Still, at $40,000 to start, this was not and instrument to be afforded by the kids playing in the garage next door. This was a big money machine and it sold to big money artists like Thomas Dolby, The Cars, Prince, Trevor Horn, et al. In other words, musicians whose music was always going to saturate the airwaves, thereby imprinting the sound of the Fairlight (and sampling itself) onto our collective cultural consciousness.
Everyone wanted a Fairlight, and those that could afford ‘em signed on the dotted line. The rest of us would have to wait until other instrument manufacturers took up the baton and brought the price of sampling down to Earth. And that’s precisely what happened. In fact, there is a very direct example of the Fairlight’s influence: Dave Rossum of E-MU Systems was trawling the aisles of the AES show in 1980, when he witnessed the Fairlight doing its thang, and begun thinking about how he could bring an instrument solely dedicated to sampling to market for a reduced price.

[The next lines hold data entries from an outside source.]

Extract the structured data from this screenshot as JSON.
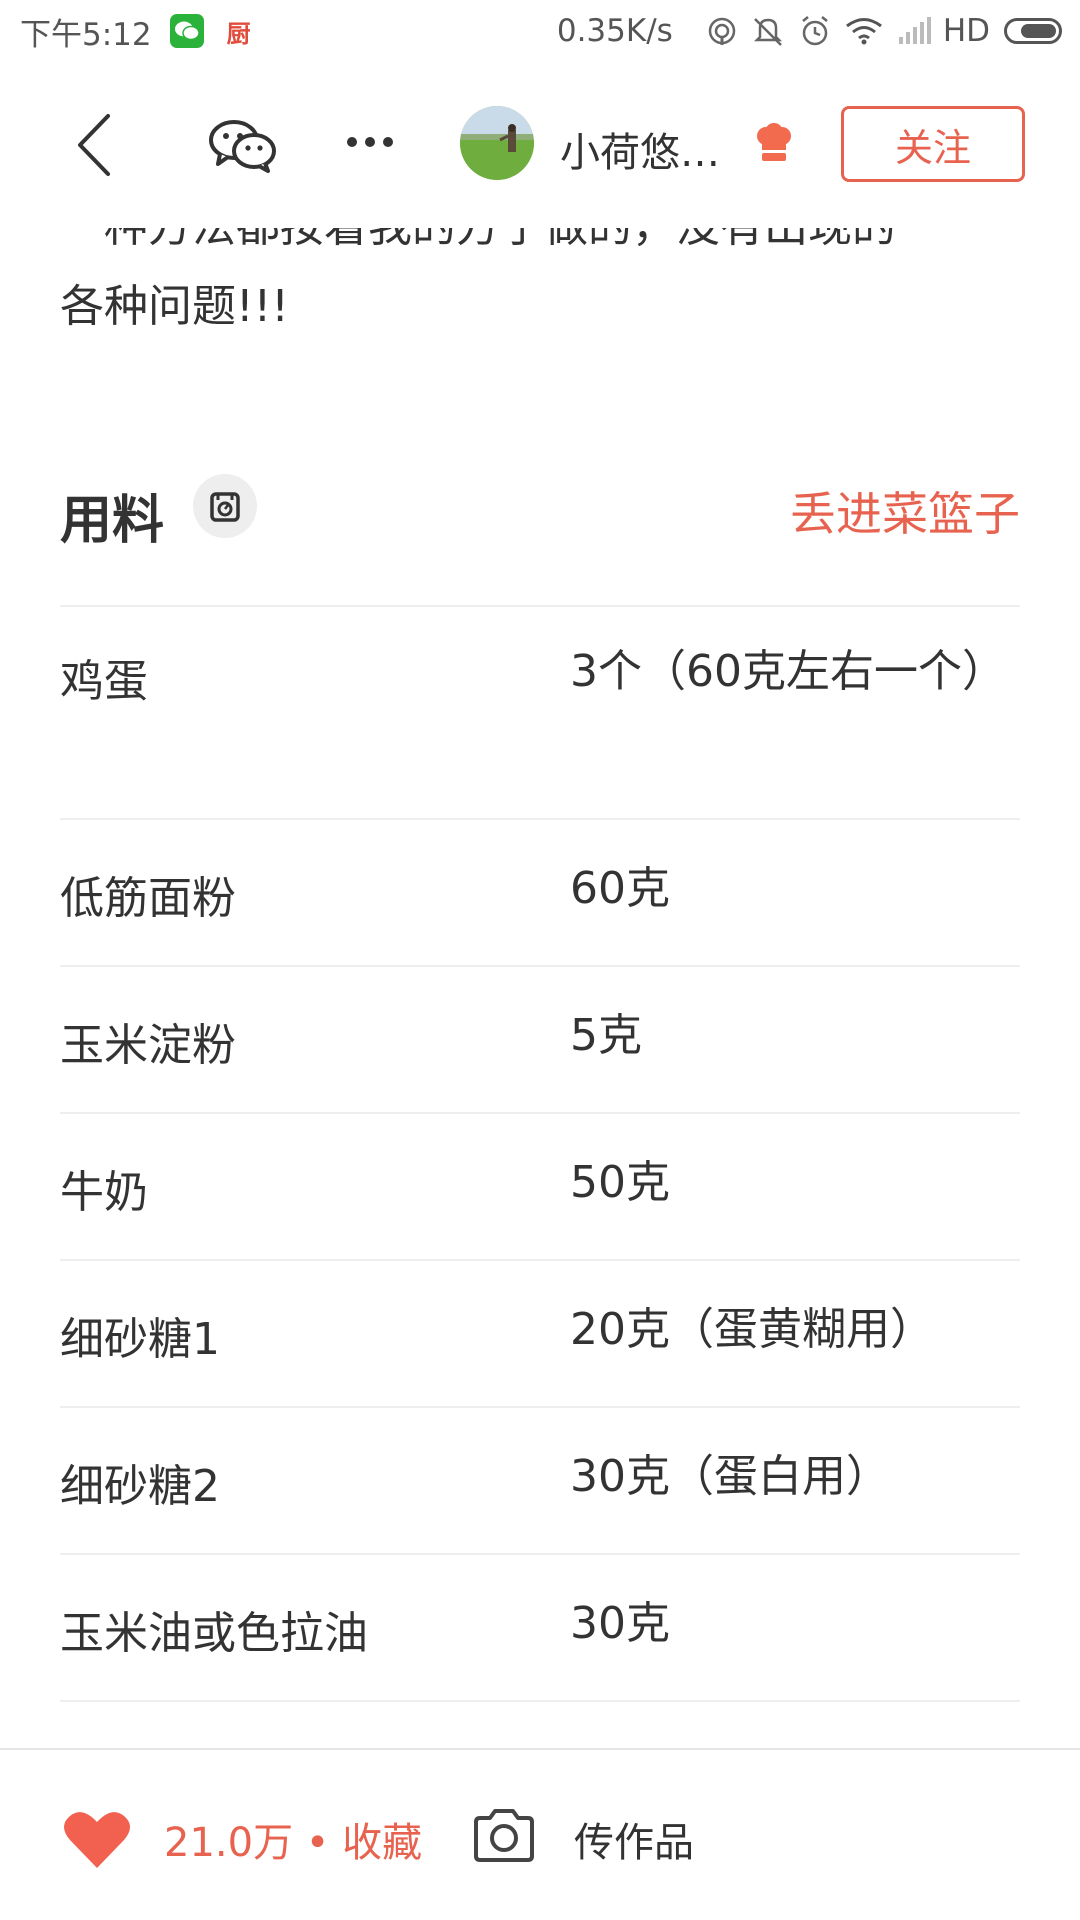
{
  "status_bar": {
    "time": "下午5:12",
    "kitchen_glyph": "厨",
    "net_speed": "0.35K/s",
    "network_label": "HD",
    "battery_level": 0.75,
    "icons": [
      "wechat-icon",
      "kitchen-app-icon",
      "hotspot-icon",
      "mute-icon",
      "alarm-icon",
      "wifi-icon",
      "signal-icon",
      "battery-icon"
    ]
  },
  "nav": {
    "author_name": "小荷悠…",
    "follow_label": "关注",
    "icons": [
      "back-icon",
      "wechat-share-icon",
      "more-icon",
      "avatar",
      "chef-badge-icon"
    ]
  },
  "intro": {
    "partial_line": "一种方法都按着我的方子做的，没有出现的",
    "tail": "各种问题!!!"
  },
  "ingredients": {
    "title": "用料",
    "basket_label": "丢进菜篮子",
    "items": [
      {
        "name": "鸡蛋",
        "amount": "3个（60克左右一个）"
      },
      {
        "name": "低筋面粉",
        "amount": "60克"
      },
      {
        "name": "玉米淀粉",
        "amount": "5克"
      },
      {
        "name": "牛奶",
        "amount": "50克"
      },
      {
        "name": "细砂糖1",
        "amount": "20克（蛋黄糊用）"
      },
      {
        "name": "细砂糖2",
        "amount": "30克（蛋白用）"
      },
      {
        "name": "玉米油或色拉油",
        "amount": "30克"
      }
    ]
  },
  "bottom_bar": {
    "favorites": "21.0万 • 收藏",
    "upload_label": "传作品"
  },
  "colors": {
    "accent": "#e8634f",
    "text": "#333333",
    "divider": "#eeeeee"
  }
}
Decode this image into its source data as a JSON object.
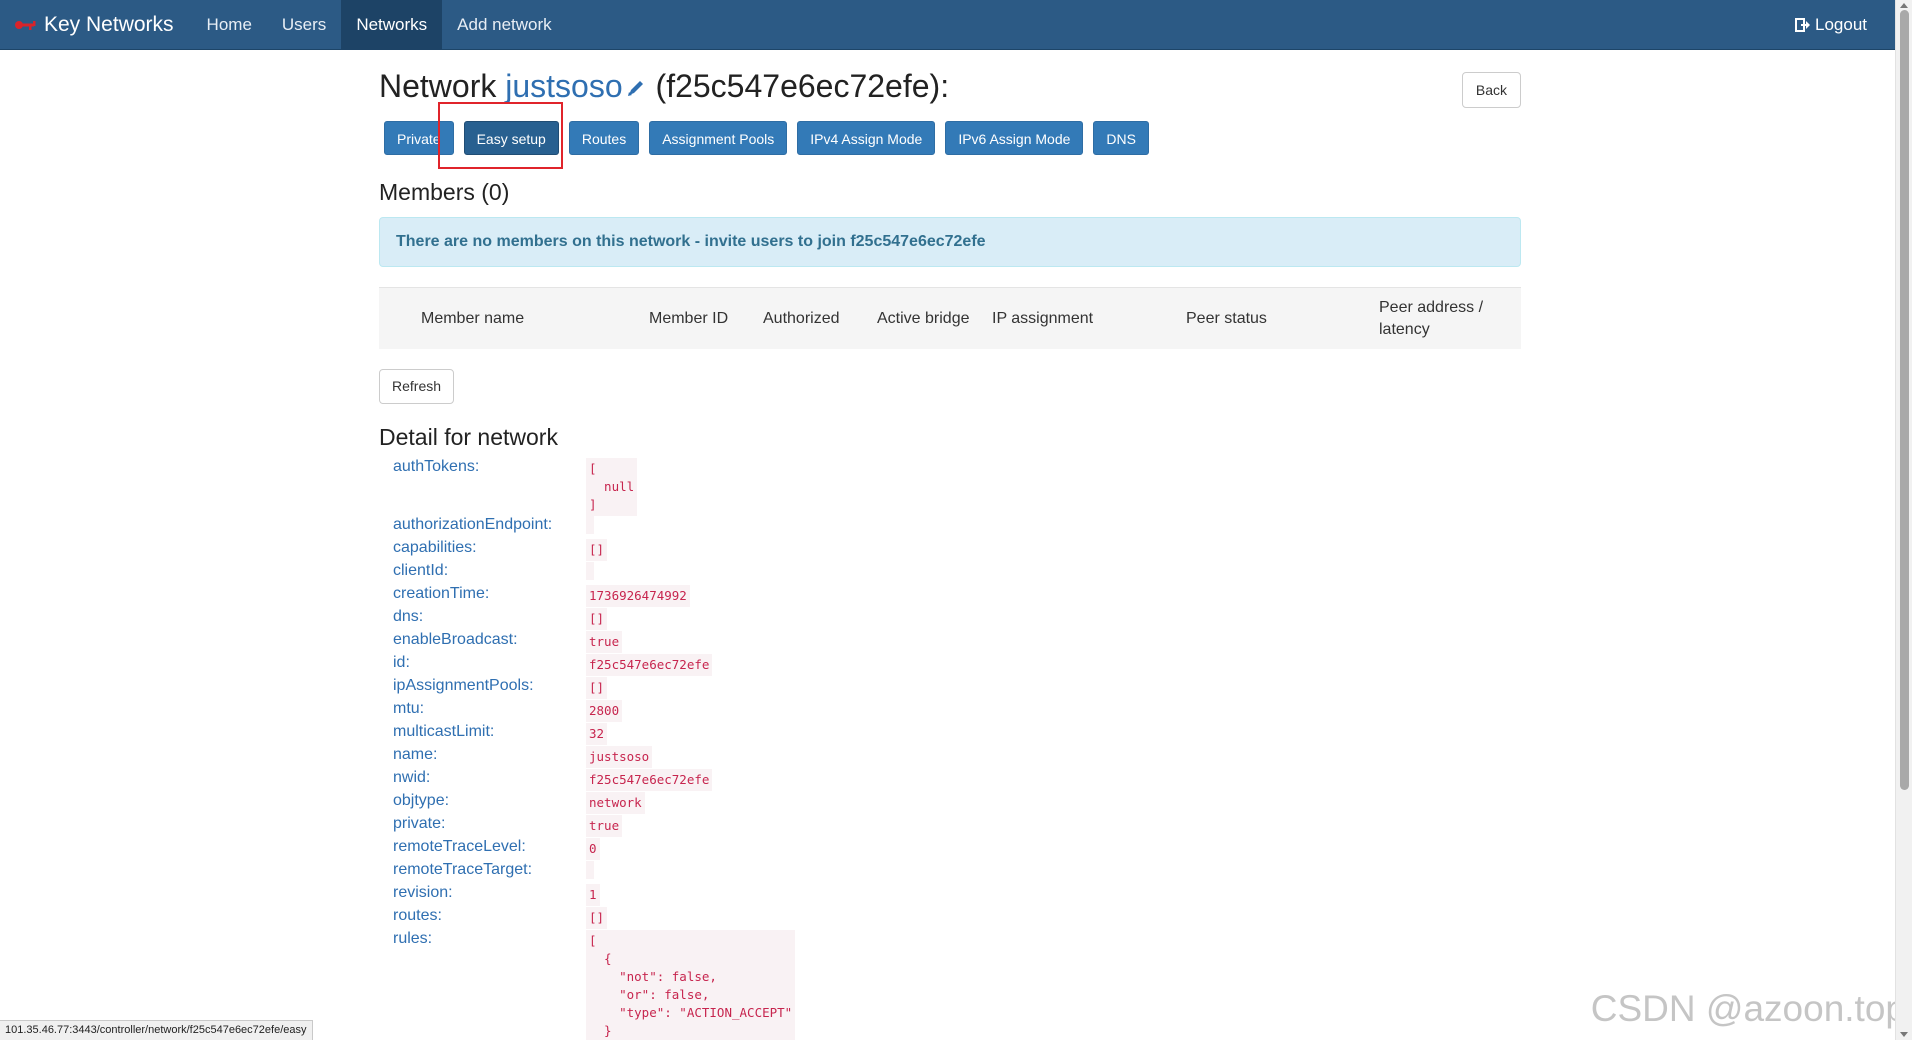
{
  "navbar": {
    "brand": "Key Networks",
    "items": [
      {
        "label": "Home",
        "active": false
      },
      {
        "label": "Users",
        "active": false
      },
      {
        "label": "Networks",
        "active": true
      },
      {
        "label": "Add network",
        "active": false
      }
    ],
    "logout": "Logout"
  },
  "page": {
    "title_prefix": "Network",
    "network_name": "justsoso",
    "network_id_paren": "(f25c547e6ec72efe):",
    "back": "Back"
  },
  "buttons": [
    "Private",
    "Easy setup",
    "Routes",
    "Assignment Pools",
    "IPv4 Assign Mode",
    "IPv6 Assign Mode",
    "DNS"
  ],
  "members": {
    "heading": "Members (0)",
    "alert": "There are no members on this network - invite users to join f25c547e6ec72efe",
    "columns": [
      "Member name",
      "Member ID",
      "Authorized",
      "Active bridge",
      "IP assignment",
      "Peer status",
      "Peer address / latency"
    ],
    "refresh": "Refresh"
  },
  "detail": {
    "heading": "Detail for network",
    "rows": [
      {
        "key": "authTokens:",
        "value": "[\n  null\n]"
      },
      {
        "key": "authorizationEndpoint:",
        "value": ""
      },
      {
        "key": "capabilities:",
        "value": "[]"
      },
      {
        "key": "clientId:",
        "value": ""
      },
      {
        "key": "creationTime:",
        "value": "1736926474992"
      },
      {
        "key": "dns:",
        "value": "[]"
      },
      {
        "key": "enableBroadcast:",
        "value": "true"
      },
      {
        "key": "id:",
        "value": "f25c547e6ec72efe"
      },
      {
        "key": "ipAssignmentPools:",
        "value": "[]"
      },
      {
        "key": "mtu:",
        "value": "2800"
      },
      {
        "key": "multicastLimit:",
        "value": "32"
      },
      {
        "key": "name:",
        "value": "justsoso"
      },
      {
        "key": "nwid:",
        "value": "f25c547e6ec72efe"
      },
      {
        "key": "objtype:",
        "value": "network"
      },
      {
        "key": "private:",
        "value": "true"
      },
      {
        "key": "remoteTraceLevel:",
        "value": "0"
      },
      {
        "key": "remoteTraceTarget:",
        "value": ""
      },
      {
        "key": "revision:",
        "value": "1"
      },
      {
        "key": "routes:",
        "value": "[]"
      },
      {
        "key": "rules:",
        "value": "[\n  {\n    \"not\": false,\n    \"or\": false,\n    \"type\": \"ACTION_ACCEPT\"\n  }"
      }
    ]
  },
  "status_url": "101.35.46.77:3443/controller/network/f25c547e6ec72efe/easy",
  "watermark": "CSDN @azoon.top",
  "colors": {
    "navbar": "#2c5a85",
    "primary": "#337ab7",
    "link": "#2f6fb1",
    "highlight": "#e0242b",
    "alert_bg": "#d9edf7"
  }
}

The Fairlight would evolve over the years, remaining at the cutting edge of technology. Eventually, it would be toppled by the very instruments it inspired. Oddly enough, things have come full-circle and the original Fairlight CMI, with its quirky, distinctive sound is now seen as an example of retro chic, while those alter instruments have all but faded into memory.
Fairlights still trade for (relatively) high prices in the used market, but that isn’t to say that a battered second-hand unit is your only option. In a completely out-of-the-blue move, Peter Vogel, one of the men behind the original has revived the old dear and is offering a 30th anniversary edition. Now where’d we put that skinny tie?